The principal investigators (Robion Kirby and Peter Teichner), with the cooperation of the other senior personnel (Professors Ian Agol, Robert Bryant, Michael Hutchings, Vaughan Jones, John Lott, Constantin Teleman, and Alan Weinstein), propose to establish a research training group of undergraduates, graduate students, postdoctoral fellows, and senior faculty at the UC Berkeley mathematics department in the areas of geometry, topology and operator algebras. The objectives are to improve the recruitment of undergraduates into graduate studies in mathematics, and the training of graduate students and postdoctoral fellows, by establishing a strong, coherent interdisciplinary group in the above areas. These areas are coherent in that they have at their center problems and methods from mathematical physics, such as the count of pseudoholomorphic curves to calculate Seiberg-Witten and Heegaard-Floer invariants of 3- and 4-dimensional manifolds, or the use of Ricci flow for understanding smooth manifolds, or the use of mathematical notions of quantum field theories to describe interesting algebraic topology, like elliptic cohomology.
A major difficulty for young people entering research in mathematics today is the increasingly interdisciplinary nature of the subject and the range of technical tools required. Traditional seminar formats are becoming less effective at training. We will work with the existing strong programs of the mathematics department to create a series of new and restructured activities, ranging from the undergraduate level to advanced research. These will include undergraduate research seminars during the school year led by graduate students under the supervision of senior faculty, undergraduate and graduate summer workshops, elementary level graduate student seminars, a hot topic seminar, and a weekly joint research seminar in which each research talk is preceded by a background lecture.
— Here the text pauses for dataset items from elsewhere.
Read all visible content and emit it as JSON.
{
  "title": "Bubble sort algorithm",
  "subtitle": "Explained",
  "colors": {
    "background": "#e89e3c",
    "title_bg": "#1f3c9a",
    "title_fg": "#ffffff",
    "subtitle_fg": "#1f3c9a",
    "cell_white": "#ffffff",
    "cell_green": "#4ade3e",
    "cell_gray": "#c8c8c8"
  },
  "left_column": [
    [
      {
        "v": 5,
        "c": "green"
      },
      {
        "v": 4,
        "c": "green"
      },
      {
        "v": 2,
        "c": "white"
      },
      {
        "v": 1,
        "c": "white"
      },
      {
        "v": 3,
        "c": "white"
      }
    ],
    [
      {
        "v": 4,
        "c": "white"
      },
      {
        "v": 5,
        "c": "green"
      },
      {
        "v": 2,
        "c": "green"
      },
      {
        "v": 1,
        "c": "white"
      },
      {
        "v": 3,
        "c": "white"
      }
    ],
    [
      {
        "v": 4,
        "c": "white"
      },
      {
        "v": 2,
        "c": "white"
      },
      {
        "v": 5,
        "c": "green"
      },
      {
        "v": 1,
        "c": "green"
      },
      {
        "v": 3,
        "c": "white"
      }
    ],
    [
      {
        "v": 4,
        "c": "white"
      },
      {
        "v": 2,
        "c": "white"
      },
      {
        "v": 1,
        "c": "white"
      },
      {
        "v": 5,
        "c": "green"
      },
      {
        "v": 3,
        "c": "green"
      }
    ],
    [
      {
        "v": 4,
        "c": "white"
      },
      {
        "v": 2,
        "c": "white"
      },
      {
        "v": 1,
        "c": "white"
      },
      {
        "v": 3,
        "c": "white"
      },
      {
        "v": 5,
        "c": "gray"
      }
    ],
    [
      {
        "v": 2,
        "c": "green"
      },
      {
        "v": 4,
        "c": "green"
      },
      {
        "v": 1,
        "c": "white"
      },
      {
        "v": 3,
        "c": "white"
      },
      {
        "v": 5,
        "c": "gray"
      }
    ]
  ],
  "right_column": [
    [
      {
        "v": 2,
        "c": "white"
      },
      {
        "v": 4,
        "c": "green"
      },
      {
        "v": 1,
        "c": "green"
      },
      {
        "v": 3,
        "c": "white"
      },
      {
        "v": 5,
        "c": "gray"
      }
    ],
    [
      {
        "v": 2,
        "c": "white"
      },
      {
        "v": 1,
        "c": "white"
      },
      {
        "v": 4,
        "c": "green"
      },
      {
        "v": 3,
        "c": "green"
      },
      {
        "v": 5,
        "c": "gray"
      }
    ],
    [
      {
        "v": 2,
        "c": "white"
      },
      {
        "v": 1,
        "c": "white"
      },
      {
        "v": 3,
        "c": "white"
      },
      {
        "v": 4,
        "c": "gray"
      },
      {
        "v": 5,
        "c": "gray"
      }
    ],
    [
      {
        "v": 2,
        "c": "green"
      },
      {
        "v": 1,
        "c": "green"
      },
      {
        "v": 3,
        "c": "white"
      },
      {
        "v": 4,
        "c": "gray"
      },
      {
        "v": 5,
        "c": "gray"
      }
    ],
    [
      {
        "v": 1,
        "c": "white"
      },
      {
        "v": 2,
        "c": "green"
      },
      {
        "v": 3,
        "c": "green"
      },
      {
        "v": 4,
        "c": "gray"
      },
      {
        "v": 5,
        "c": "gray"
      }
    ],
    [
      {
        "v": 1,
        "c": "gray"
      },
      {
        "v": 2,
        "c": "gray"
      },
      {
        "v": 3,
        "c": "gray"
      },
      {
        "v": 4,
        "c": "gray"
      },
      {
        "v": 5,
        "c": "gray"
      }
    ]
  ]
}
The areas of geometry, topology and operator algebras covered in this proposal are central to mathematics and mathematical physics. UC Berkeley has an exceptional group of faculty in this area, and a long history of successfully training graduate and undergraduate students. However, these subjects have grown more and more interdisciplinary requiring graduate students to know much more than in the past, and more guidance is required of senior mathematicians. To improve the training of graduate students and postdocs, they should also improve the quality of research that they produce. The cross-group interaction will facilitate a number of interdisciplinary research projects that we intend to pursue, including: Elliptic cohomology and quantum field theory, K-theory and topological field theories, Semi-infinite aspect of elliptic cohomology, and Four-dimensional field theories.